Wild horses and roaming cows
Friendly dogs everywhere
Isolation and solitude
Rocks, hills, cliffs, caves and forests
Wind-swept, wide open spaces
Proud roosters, busy hens and scurrying baby chicks — almost everywhere
Frequent rainbows and more frequent showers
Clay roads, puddles and mud
Speed bumps. But why have speed bumps when potholes do the trick?
Immense and beautiful volcanic craters
Pulsating rhythm and wildly energetic painted dancers
Surfers riding powerful waves
Proud native people
Our home was just a few blocks from downtown Hanga Roa, the only town on Rapa Nui. As is my custom, most mornings I awoke well before dawn. Instead of getting up, I enjoyed lying in bed listening to the sounds of the morning: dogs howling and barking at one another, roosters crowing and occasional snarling fights — I assume they were cat fights, but I was safe in bed.
Barbara shared with us — especially with the children — a few words of Rapa Nui.
She taught us “hello” and “thank you” and the names of many body parts. But the only word I can remember is what sounded to me like “pee toe pee toe” — that means belly button or navel.

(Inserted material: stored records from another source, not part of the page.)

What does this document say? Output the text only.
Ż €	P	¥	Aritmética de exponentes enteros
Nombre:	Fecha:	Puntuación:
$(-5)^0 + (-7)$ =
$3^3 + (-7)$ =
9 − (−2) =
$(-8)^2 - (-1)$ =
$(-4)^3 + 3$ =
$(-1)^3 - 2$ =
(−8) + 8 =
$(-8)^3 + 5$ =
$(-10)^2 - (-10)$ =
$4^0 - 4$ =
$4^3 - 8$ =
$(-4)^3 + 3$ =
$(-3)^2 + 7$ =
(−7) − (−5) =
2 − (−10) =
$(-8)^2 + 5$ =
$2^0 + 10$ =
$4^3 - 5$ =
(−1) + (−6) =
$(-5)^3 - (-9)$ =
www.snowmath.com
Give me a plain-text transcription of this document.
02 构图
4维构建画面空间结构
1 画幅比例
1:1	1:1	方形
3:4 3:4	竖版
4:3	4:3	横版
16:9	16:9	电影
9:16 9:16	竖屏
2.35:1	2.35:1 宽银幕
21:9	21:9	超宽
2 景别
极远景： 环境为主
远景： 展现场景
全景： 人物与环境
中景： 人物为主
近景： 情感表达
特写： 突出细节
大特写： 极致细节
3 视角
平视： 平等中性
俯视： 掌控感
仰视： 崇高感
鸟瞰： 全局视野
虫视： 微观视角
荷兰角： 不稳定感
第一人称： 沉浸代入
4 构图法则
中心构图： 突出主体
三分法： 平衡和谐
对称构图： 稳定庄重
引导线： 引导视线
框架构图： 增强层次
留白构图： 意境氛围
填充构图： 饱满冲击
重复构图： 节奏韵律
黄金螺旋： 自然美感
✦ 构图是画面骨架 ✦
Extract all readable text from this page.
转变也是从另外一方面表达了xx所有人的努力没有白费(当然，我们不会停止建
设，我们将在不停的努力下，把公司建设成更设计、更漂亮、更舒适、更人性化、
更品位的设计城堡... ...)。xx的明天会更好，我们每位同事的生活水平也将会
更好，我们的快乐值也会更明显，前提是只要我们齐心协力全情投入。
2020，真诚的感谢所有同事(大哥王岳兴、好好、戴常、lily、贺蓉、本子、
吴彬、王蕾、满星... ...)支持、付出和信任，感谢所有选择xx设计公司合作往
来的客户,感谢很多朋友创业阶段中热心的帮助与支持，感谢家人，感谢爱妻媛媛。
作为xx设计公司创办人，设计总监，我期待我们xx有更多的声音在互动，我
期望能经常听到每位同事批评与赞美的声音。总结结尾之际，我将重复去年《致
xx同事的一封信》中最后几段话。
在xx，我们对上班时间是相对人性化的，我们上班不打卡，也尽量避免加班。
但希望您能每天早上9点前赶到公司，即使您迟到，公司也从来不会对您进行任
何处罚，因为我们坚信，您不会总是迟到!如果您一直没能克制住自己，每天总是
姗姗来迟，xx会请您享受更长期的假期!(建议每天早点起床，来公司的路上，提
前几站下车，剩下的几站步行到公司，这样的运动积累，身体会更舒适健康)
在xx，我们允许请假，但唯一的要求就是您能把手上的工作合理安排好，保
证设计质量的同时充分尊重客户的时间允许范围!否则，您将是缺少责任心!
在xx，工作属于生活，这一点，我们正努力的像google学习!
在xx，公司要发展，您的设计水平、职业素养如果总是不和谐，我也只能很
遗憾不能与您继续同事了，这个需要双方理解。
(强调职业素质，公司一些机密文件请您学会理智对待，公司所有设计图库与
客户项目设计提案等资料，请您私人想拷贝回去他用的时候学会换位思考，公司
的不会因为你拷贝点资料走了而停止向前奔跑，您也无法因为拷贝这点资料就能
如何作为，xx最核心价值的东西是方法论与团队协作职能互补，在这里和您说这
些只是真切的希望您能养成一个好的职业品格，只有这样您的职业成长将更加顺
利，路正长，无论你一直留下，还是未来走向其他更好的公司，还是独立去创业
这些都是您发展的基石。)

Rapa Nui, according to legend, is the “navel of the world.” Two larger-than-life wooden sculptures — an older woman greeting a woman’s newborn baby — commemorate this idea near the beach where the first Rapa Nui are thought to have landed.
Sadly, the number of Rapa Nui people is dwindling, erosion and time are taking their toll on the island’s visible history and the Rapa Nui language is in danger of being lost.